Карабуш медленно приподнимается со стульчика, он готов позвать за собой собаку, выйти с ней на улицу, показать ее людям, да только вдруг в последнюю минуту залетает невесть откуда маленькая черная бабочка. Залетела в печь и мечется. То опустится на уши, то на хвост верной Молде, да опускаться нельзя, сгоришь ни за что, и, едва вытянув ножки, она тут же подбирает их под себя и все летит, мечется. Карабуш прикидывает, как бы ей помочь выбраться оттуда, но пока он примеривался к кочережке, в печь залетела еще одна бабочка. Эти твари слетелись на огонек, с горя что ли спарились, и тут же развелось в печи их многочисленное потомство. Не успел Онаке опомниться, а в печи одни черные бабочки. Они облепили бедную Молду своими черными крылышками, они ее живьем захоронили; стало тихо и пусто в доме.
- Вот ведь пакость какая!
Всему свое время - это была старая как мир истина, но Онакию показалось, что тут что-то не так. Откуда, собственно, берутся эти черные бабочки? Они нам кто - свои или чужие, друзья или враги? Это нужно было обязательно выяснить, и вот он поднимается со своей скамеечки, приносит в дом другую охапку поленьев, и все начинается сначала. Мелькнет крохотное, всегда счастливое детство, отмается, отлюбопытствует юность, перебушует молодость, потом созреют угли, сложатся в самое что ни на есть для тебя заветное, да только откуда ни возьмись - снова черные бабочки.
Это становилось просто непостижимым - откуда, каким образом залетают они к нам? Озадаченный старик снова выходит в сенцы за охапкой дров. К сожалению, летом его не было дома и некому было припасти на зиму побольше топлива. Он сжег и заборы, и калитку, и ворота, и последняя молитва Онакия к небу была относительно дров, хотя бы хворосту, хотя бы самую малость, чтобы понять, что к чему в этом мире, но небо величественно и мудро молчало.

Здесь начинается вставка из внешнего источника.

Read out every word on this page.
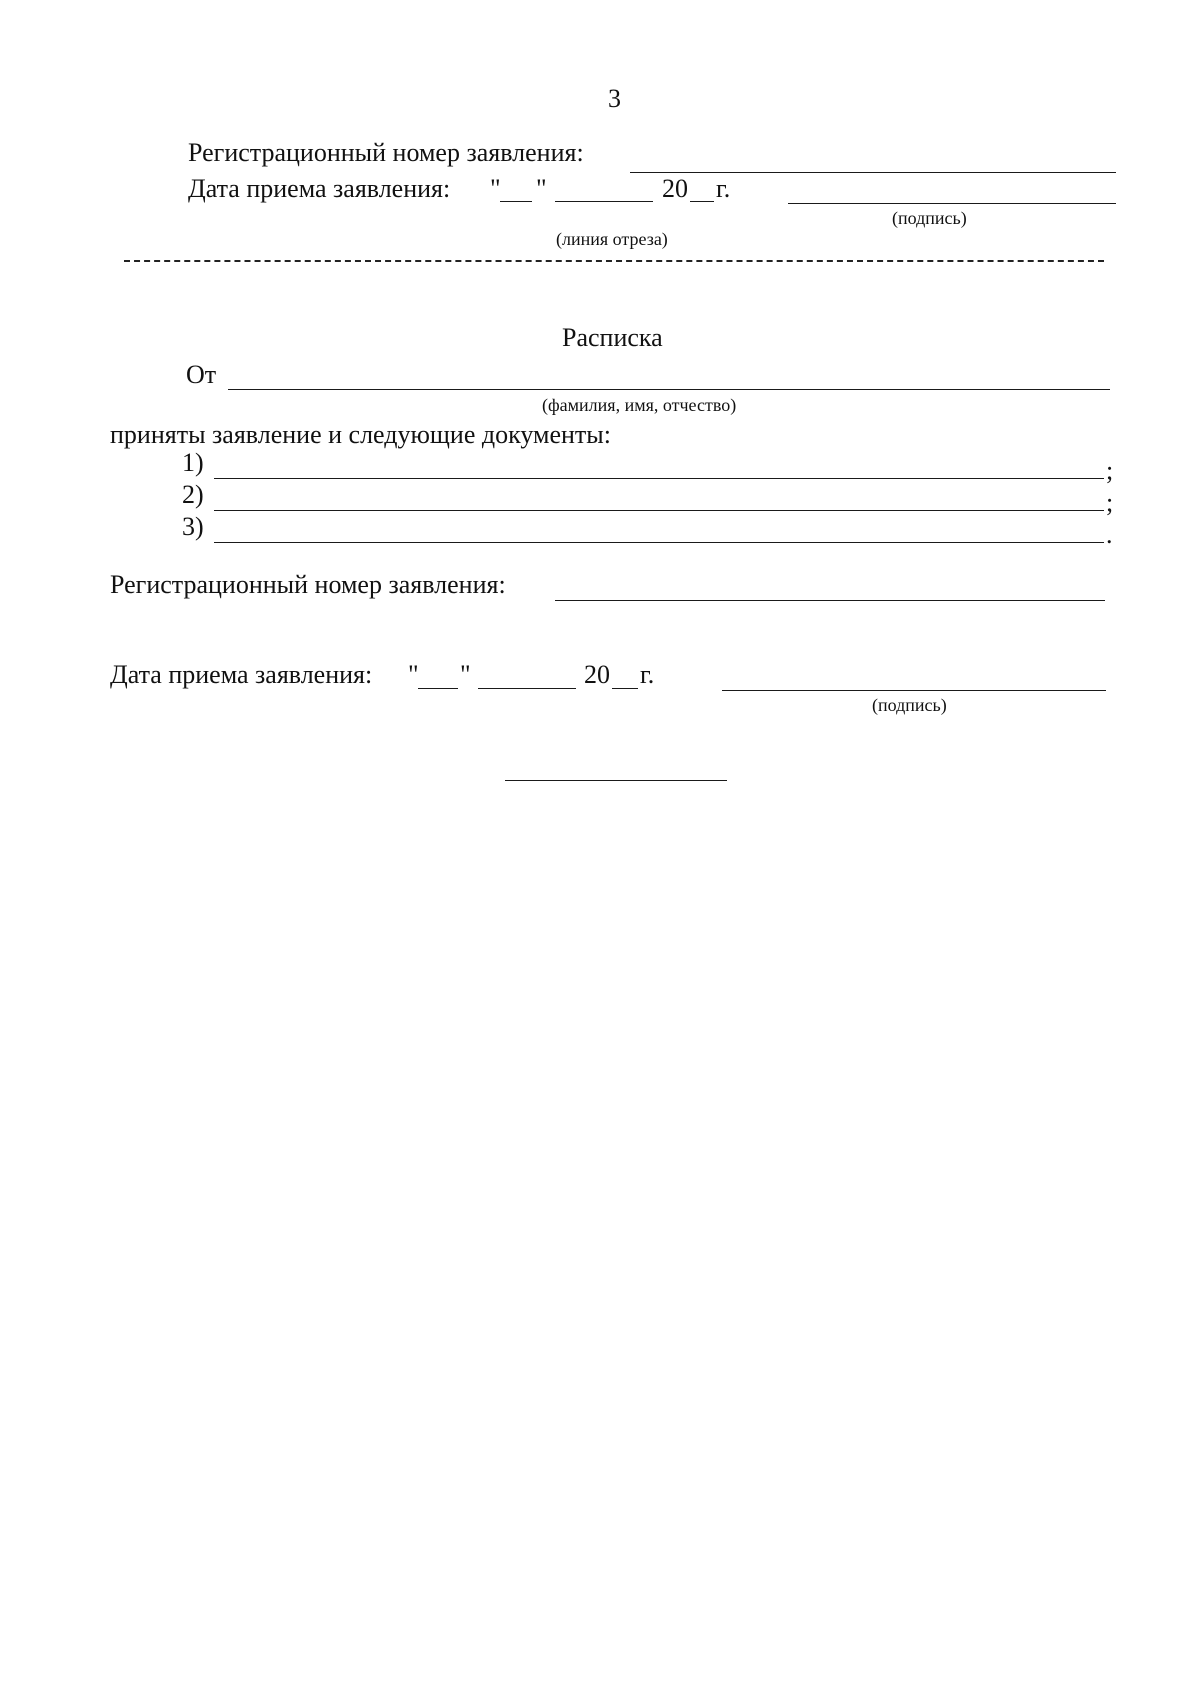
3
Регистрационный номер заявления:
Дата приема заявления: " "	20 г.
(подпись)
(линия отреза)
Расписка
От
(фамилия, имя, отчество)
приняты заявление и следующие документы:
1)	;
2)	;
3)	.
Регистрационный номер заявления:
Дата приема заявления: " "	20 г.
(подпись)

Было бы чем набить печь, он, глядишь, добрался бы до рассвета, но топить было нечем. Поздней ночью, после третьих петухов, печь потухла, а на рассвете скончался и сам Онаке Карабуш. Умер он, сидя на той же маленькой скамеечке, и даже мертвым он продолжал сидеть и будто топил печь. Только низко опущенная на грудь голова, казалось, делала последнюю попытку постигнуть эту удивительную нелепость - с такой доверчивостью мы приходим в этот мир, с такой радостью бросаемся ко всему живому, с такой готовностью отдаем себя малейшей искре, с такой быстротой загораемся. Кажется, конца и края нам не будет. Горами завали нас, мы и горы переплавим, в небо нас закинь, и мы по всей голубизне разойдемся, но вдруг налетят черные бабочки, зашьют все своими крылышками, и всему наступает конец.
Сорокская степь...
Наказано было этой земле кормить, и она кормит. Она старательно отдается из года в год стихии изобилия, и нет конца этим тоннам, этим гекалитрам, этим вагонам и цистернам. А за этим изобилием стоит все тот же тихий, замешенный на мягкой латыни говор - язык, умеющий одинаково складно благодарить и проклинать, смеяться и плакать. А вокруг, на сколько хватит взгляда и еще дальше, до самой слезинки, широкие горизонты со сказочно голубыми, мелкими холмиками - не то они на самом деле есть, не то они тебе мерещатся. И меж этими широкими проломами неба - степь.
Сорокская степь...
Здесь все могло быть. Говорят даже, что много тысяч лет тому назад стояло тут широкое, ласковое море. Но и у морей есть свои сроки, они тоже в положенное время собирают свои пожитки. Ушло и это море, оставив степи в наследство широкий простор с мелкой, едва прописанной волной.